Letter from Europe

200 years of summer holidays

Issue no. 2012/21

Summary

The thrice-daily local bus service from Altenberg to Teplice is a blessing for cross-border travellers. The bus crosses the mountains that define the border between Saxony and Bohemia. When we rode this route last Thursday, there were just five passengers on the lunchtime bus. The half-hour journey rolls back through two hundred years of history and is a link between two worlds.

Dear fellow travellers

The thrice-daily local bus service from Altenberg to Teplice is a blessing for cross-border travellers. The bus crosses the mountains that define the border between Saxony and Bohemia. When we rode this route last Thursday, there were just five passengers on the lunchtime bus. The half-hour journey rolls back through two hundred years of history and is a link between two worlds. Altenberg is distinctly a place of the hills; its vernacular architecture is pseudo-Alpine with lots of impressive wooden gables and window boxes overflowing with geraniums. All very German. As a lady waiting as the bus-stop observed, Altenberg is "much like Bavaria but without the Bavarians."
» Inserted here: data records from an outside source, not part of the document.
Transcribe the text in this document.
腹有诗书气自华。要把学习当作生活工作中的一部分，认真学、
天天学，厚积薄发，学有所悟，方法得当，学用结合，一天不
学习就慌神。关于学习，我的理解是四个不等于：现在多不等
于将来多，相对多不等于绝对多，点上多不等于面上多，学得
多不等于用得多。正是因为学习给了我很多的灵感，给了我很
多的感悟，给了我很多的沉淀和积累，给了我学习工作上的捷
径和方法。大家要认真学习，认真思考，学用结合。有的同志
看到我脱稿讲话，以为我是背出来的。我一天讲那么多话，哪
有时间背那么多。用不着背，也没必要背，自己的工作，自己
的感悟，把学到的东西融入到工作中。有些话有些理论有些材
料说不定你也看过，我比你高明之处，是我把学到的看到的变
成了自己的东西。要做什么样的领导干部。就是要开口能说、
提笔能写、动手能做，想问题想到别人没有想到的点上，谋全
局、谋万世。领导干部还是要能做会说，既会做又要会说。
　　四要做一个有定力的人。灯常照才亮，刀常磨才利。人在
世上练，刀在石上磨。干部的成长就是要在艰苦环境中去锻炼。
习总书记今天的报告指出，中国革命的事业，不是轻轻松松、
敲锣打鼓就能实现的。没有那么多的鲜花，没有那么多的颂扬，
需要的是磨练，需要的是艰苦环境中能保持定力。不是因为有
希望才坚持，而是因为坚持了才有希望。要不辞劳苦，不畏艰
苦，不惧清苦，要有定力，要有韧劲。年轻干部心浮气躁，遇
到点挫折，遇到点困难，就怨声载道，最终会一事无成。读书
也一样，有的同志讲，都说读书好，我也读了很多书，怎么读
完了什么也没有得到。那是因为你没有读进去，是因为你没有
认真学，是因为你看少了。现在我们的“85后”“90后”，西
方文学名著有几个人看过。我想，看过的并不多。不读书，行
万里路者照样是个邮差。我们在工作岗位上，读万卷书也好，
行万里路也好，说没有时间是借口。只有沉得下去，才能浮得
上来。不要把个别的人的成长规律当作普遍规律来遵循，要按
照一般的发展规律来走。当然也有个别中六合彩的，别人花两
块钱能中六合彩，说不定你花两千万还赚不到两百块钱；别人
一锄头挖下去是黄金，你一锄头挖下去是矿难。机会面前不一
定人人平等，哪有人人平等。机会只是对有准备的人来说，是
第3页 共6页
Teplice, just seventeen kilometres to the south and on the Czech side of the border, has seen better days. Atlantes, caryatids and peeling kaisergelb replace the geraniums of Altenberg.

Teplice oozes faded Habsburg style, and has a palpable sense of a place that has somehow lost its way. It is all the more interesting for that. "Yes, we know that most visitors head straight for Bohemia's more celebrated spa towns," said a waiter as he served tea to us - the only customers - at the Prince de Ligne. If you are in any doubt as to Teplice's erstwhile credentials as a stopover on the European spa circuit, the smattering of French and Russian names are a strong reminder.

We set off to take the waters, following the waiter's directions to the source primaire. What was once a torrent is nowadays no more than a dribble, surrounded by multi-lingual warnings that the Teplice spa water is strictly not to be drunk.

Beethoven in Bohemia

Times have changed since Beethoven regularly came to Teplice on holiday. It was a congenial spot to while away a summer break. And the town attracted such a distinguished crowd of well-connected visitors that July in Teplice was never boring. Indeed, two hundred years ago today, Goethe made the third and last of three visits to Beethoven in Teplice. The two men had met the first time the previous week but the mutually positive first impressions did not last. After their 23 July 1812 encounter, Goethe remarked to a friend that Beethoven's impressive talent was undermined by his "tumultuous personality."

The Beethoven card is played to good effect in Teplice nowadays. In a town that has no modern celebrities, history always comes in handy. And in the spa quarter of Teplice, hardly a building does not claim some Beethoven connection. The town's roll call of distinguished visitors includes emperors and tsars. Metternich was a Teplice regular, using the spa resort more for politics than relaxation - indeed the town in Bohemia was a good spot to meet European leaders who might sign up to Metternich's anti-Napoleonic alliance.

Serendipitous discoveries

None of those distinguished visitors who helped shape star-studded Teplice summers of yesteryear arrived, as we did, on the local bus from Germany. And none left, as we did, on the slow train that meanders through the Bohemian hills. We wandered without a guidebook and learnt a lot. Slow travel at its best. We chanced on a castle where Casanova once worked as a librarian. We found a little Orthodox church. And, in a small village in the hills, we found the one-time home of a Czech mathematician. "He was so clever," said a lady laden down with shopping, "that he even swapped letters with Einstein."

In our slow circuit through the hills, we took buses, boats, trams and trains. And we concluded our journey yesterday afternoon, walking back across the border from the Czech Republic to Germany in the Elbe Valley. We enjoyed the Sunday afternoon sunshine, walking north. There were a few boats on the river and all around the towering sandstone turrets of the hills. Erosion can be a marvellous architect, producing in that region fabulous crenellated ridges. By the bank of the river, we chanced on a sign explaining that two hundred years ago this month, the German artist Caspar David Friedrich had walked that very route, along the way making pencil sketches that later formed the basis for some of his most well-known paintings.

We tend on the whole not to go in for celebrity tourism. Yet there was a certain sense of satisfaction in knowing that two hundred years ago this very week, when Napoleon's forces were busy marching east to Moscow, back in central Europe summer holidays were still taking place as normal.